Date2008-08-10 19:03
FromMichael Gogins
Subject[Cs-dev] Multi-threading spinlocks
I have committed to Csound CVS implementations of spinlocks in csound.h, based on compiler intrinsics, for MSVC and GCC. The spinlock macros compile to no-ops if the compiler does not have the required intrinsics. Note that GCC 4.1 and later has these intrinsics, but I think GCC 3.4 does not have them.

(Note: a compiler intrinsic is a function for which code is emitted directly by the compiler, instead of being linked in from a library. Current compilers use intrinsics for atomic operations and sometimes for elementary math functions, bit twiddling, memory operations, and other things.)

I have used these spinlocks to protect the spin and spout buffers in all in and out opcodes.
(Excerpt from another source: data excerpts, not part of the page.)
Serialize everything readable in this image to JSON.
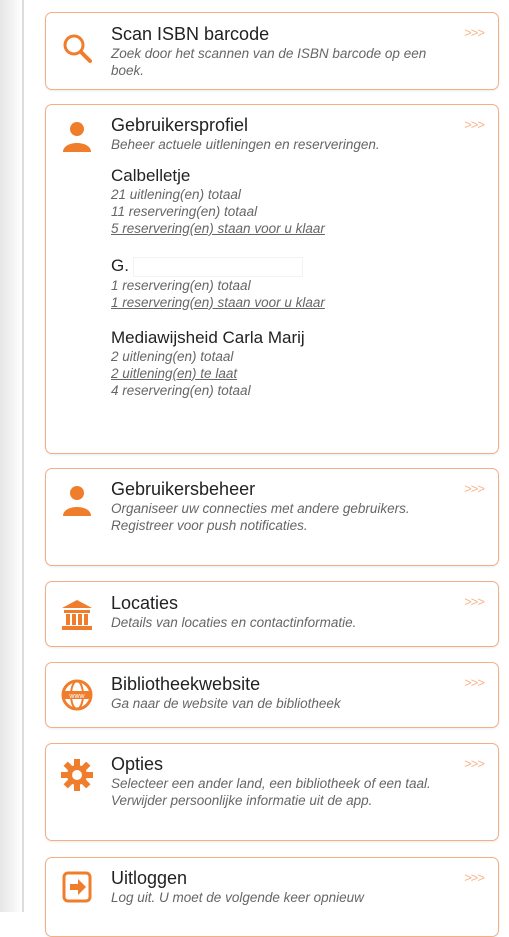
{
  "colors": {
    "accent": "#f07d2c",
    "border": "#f2b088",
    "arrow": "#f6b48e"
  },
  "arrow_label": ">>>",
  "menu": {
    "scan": {
      "title": "Scan ISBN barcode",
      "desc": "Zoek door het scannen van de ISBN barcode op een boek.",
      "icon": "search-icon"
    },
    "profile": {
      "title": "Gebruikersprofiel",
      "desc": "Beheer actuele uitleningen en reserveringen.",
      "icon": "user-icon",
      "accounts": [
        {
          "name": "Calbelletje",
          "lines": [
            "21 uitlening(en) totaal",
            "11 reservering(en) totaal",
            "5 reservering(en) staan voor u klaar"
          ]
        },
        {
          "name": "G.",
          "lines": [
            "1 reservering(en) totaal",
            "1 reservering(en) staan voor u klaar"
          ]
        },
        {
          "name": "Mediawijsheid Carla Marij",
          "lines": [
            "2 uitlening(en) totaal",
            "2 uitlening(en) te laat",
            "4 reservering(en) totaal"
          ]
        }
      ]
    },
    "user_admin": {
      "title": "Gebruikersbeheer",
      "desc": "Organiseer uw connecties met andere gebruikers. Registreer voor push notificaties.",
      "icon": "user-icon"
    },
    "locations": {
      "title": "Locaties",
      "desc": "Details van locaties en contactinformatie.",
      "icon": "building-icon"
    },
    "website": {
      "title": "Bibliotheekwebsite",
      "desc": "Ga naar de website van de bibliotheek",
      "icon": "globe-icon"
    },
    "options": {
      "title": "Opties",
      "desc": "Selecteer een ander land, een bibliotheek of een taal. Verwijder persoonlijke informatie uit de app.",
      "icon": "gear-icon"
    },
    "logout": {
      "title": "Uitloggen",
      "desc": "Log uit. U moet de volgende keer opnieuw",
      "icon": "logout-icon"
    }
  }
}
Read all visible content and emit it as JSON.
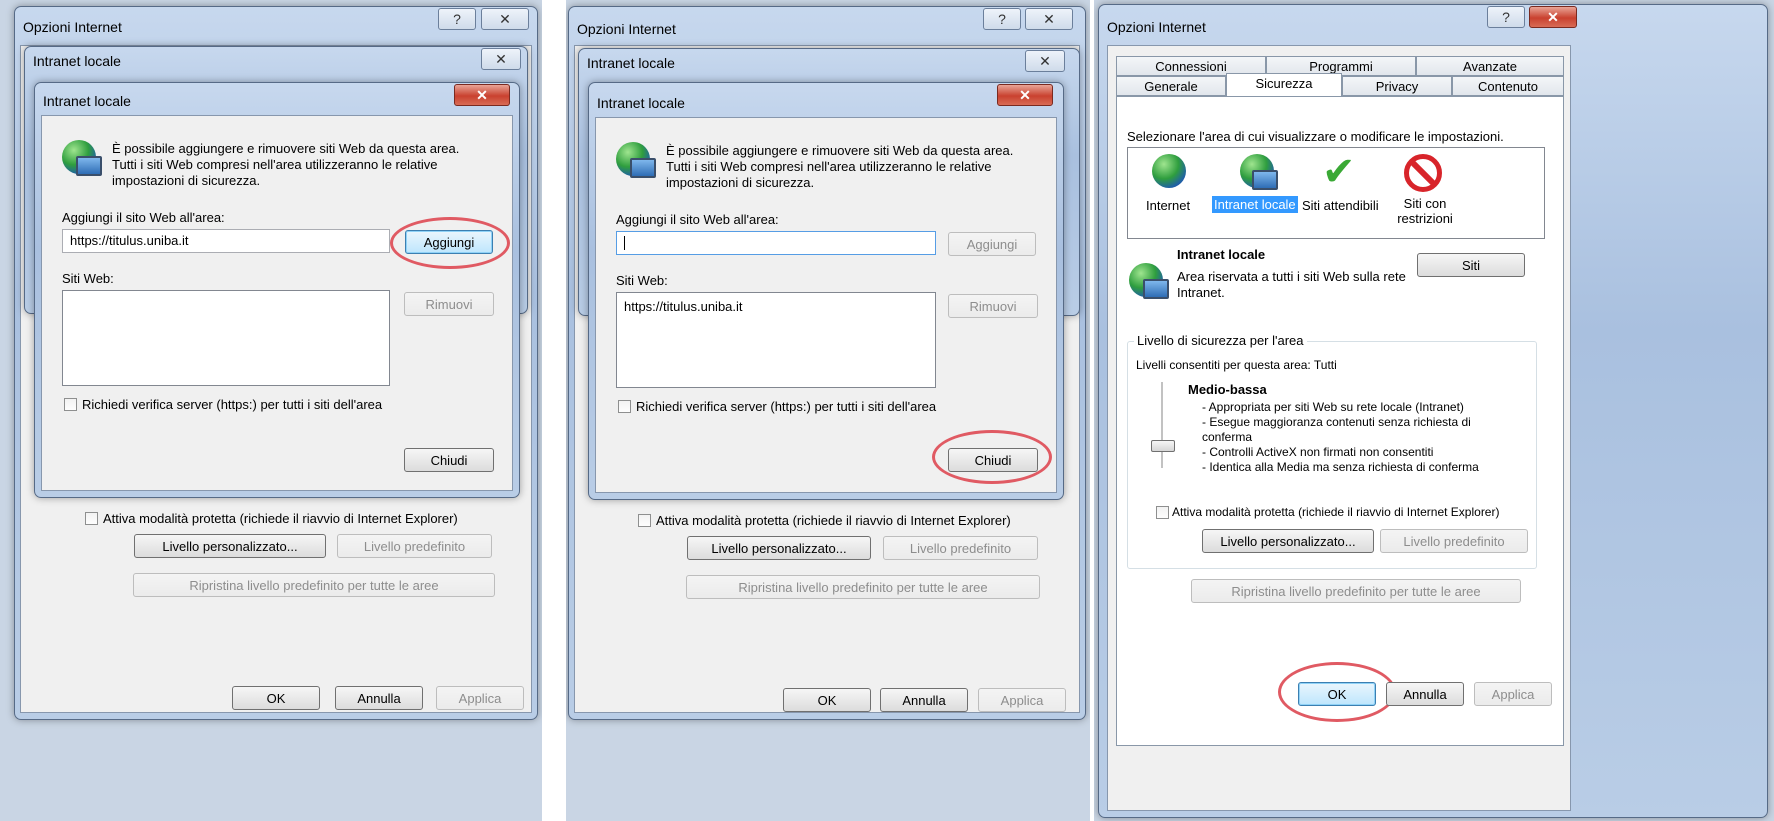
{
  "colors": {
    "highlight_circle": "#e05a63",
    "selection_blue": "#3399ff"
  },
  "panel1": {
    "outer_title": "Opzioni Internet",
    "mid_title": "Intranet locale",
    "dialog_title": "Intranet locale",
    "description": "È possibile aggiungere e rimuovere siti Web da questa area.\nTutti i siti Web compresi nell'area utilizzeranno le relative\nimpostazioni di sicurezza.",
    "add_label": "Aggiungi il sito Web all'area:",
    "add_value": "https://titulus.uniba.it",
    "add_button": "Aggiungi",
    "sites_label": "Siti Web:",
    "remove_button": "Rimuovi",
    "https_check": "Richiedi verifica server (https:) per tutti i siti dell'area",
    "close_button": "Chiudi",
    "protected_mode": "Attiva modalità protetta (richiede il riavvio di Internet Explorer)",
    "custom_level": "Livello personalizzato...",
    "default_level": "Livello predefinito",
    "reset_all": "Ripristina livello predefinito per tutte le aree",
    "ok": "OK",
    "cancel": "Annulla",
    "apply": "Applica"
  },
  "panel2": {
    "outer_title": "Opzioni Internet",
    "mid_title": "Intranet locale",
    "dialog_title": "Intranet locale",
    "description": "È possibile aggiungere e rimuovere siti Web da questa area.\nTutti i siti Web compresi nell'area utilizzeranno le relative\nimpostazioni di sicurezza.",
    "add_label": "Aggiungi il sito Web all'area:",
    "add_button": "Aggiungi",
    "sites_label": "Siti Web:",
    "site_entry": "https://titulus.uniba.it",
    "remove_button": "Rimuovi",
    "https_check": "Richiedi verifica server (https:) per tutti i siti dell'area",
    "close_button": "Chiudi",
    "protected_mode": "Attiva modalità protetta (richiede il riavvio di Internet Explorer)",
    "custom_level": "Livello personalizzato...",
    "default_level": "Livello predefinito",
    "reset_all": "Ripristina livello predefinito per tutte le aree",
    "ok": "OK",
    "cancel": "Annulla",
    "apply": "Applica"
  },
  "panel3": {
    "title": "Opzioni Internet",
    "tabs_back": [
      "Connessioni",
      "Programmi",
      "Avanzate"
    ],
    "tabs_front": [
      "Generale",
      "Sicurezza",
      "Privacy",
      "Contenuto"
    ],
    "zone_prompt": "Selezionare l'area di cui visualizzare o modificare le impostazioni.",
    "zones": [
      "Internet",
      "Intranet locale",
      "Siti attendibili",
      "Siti con restrizioni"
    ],
    "zone_name": "Intranet locale",
    "zone_desc": "Area riservata a tutti i siti Web sulla rete\nIntranet.",
    "sites_button": "Siti",
    "level_group": "Livello di sicurezza per l'area",
    "allowed_levels": "Livelli consentiti per questa area: Tutti",
    "level_name": "Medio-bassa",
    "level_desc": "- Appropriata per siti Web su rete locale (Intranet)\n- Esegue maggioranza contenuti senza richiesta di\nconferma\n- Controlli ActiveX non firmati non consentiti\n- Identica alla Media ma senza richiesta di conferma",
    "protected_mode": "Attiva modalità protetta (richiede il riavvio di Internet Explorer)",
    "custom_level": "Livello personalizzato...",
    "default_level": "Livello predefinito",
    "reset_all": "Ripristina livello predefinito per tutte le aree",
    "ok": "OK",
    "cancel": "Annulla",
    "apply": "Applica"
  }
}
I have not done anything for other shared global data, although the channel, mixer, and table opcodes would be obvious next steps.

Steven Yi raised the possibility of using private spout buffers for out opcode instances, to be reduced after multiple opcodes have been mapped to different threads. However, I decided to go ahead and commit spinlocks for the following reasons:

(1) Spinlocks have proved useful and scalable in scenarios where the functions that are protected typically execute for only a short time. That is exactly the case here. Typically, the out opcodes add a few to few hundred samples, and are done. This is usually a rather small part of the total overhead for an instrument instance. 

(2) Because of this small amount of time required for out opcodes compared to other computation in the thread, the likelihood of actually having to wait in a spinlock is also rather small. This is verified by the almost complete lack of clicks or pops in the multi-thread testing that we have done to date, without any protection for spout.

(3) By contrast, private spout buffers would involve adding spout once for each thread. I do not know the exact overhead of the atomic compare and swap intrinsic used in the spinlock, but I think it is probably comparable to the cost of adding a few sample frames. More information on this question would be appreciated! But if I am right, then as soon as ksmps is much greater than 1, spinlocks are more efficient than private spouts.

(4) My tests show no appreciable performance impact from spinlocks with 1 or 2 threads.

(5) As the number of cores increases, the value of spinlocks increases even faster, because they involve no operating system locks at all. The only OS overhead is memory scheduling, which would also occur with OS locks.

If anyone has compile-time, run-time, or engineering problems with the spinlocks, please let us know.

If anyone has an alternative implementation of thread-safety for the out and in opcodes, please benchmark it against the spinlock implementation before committing it.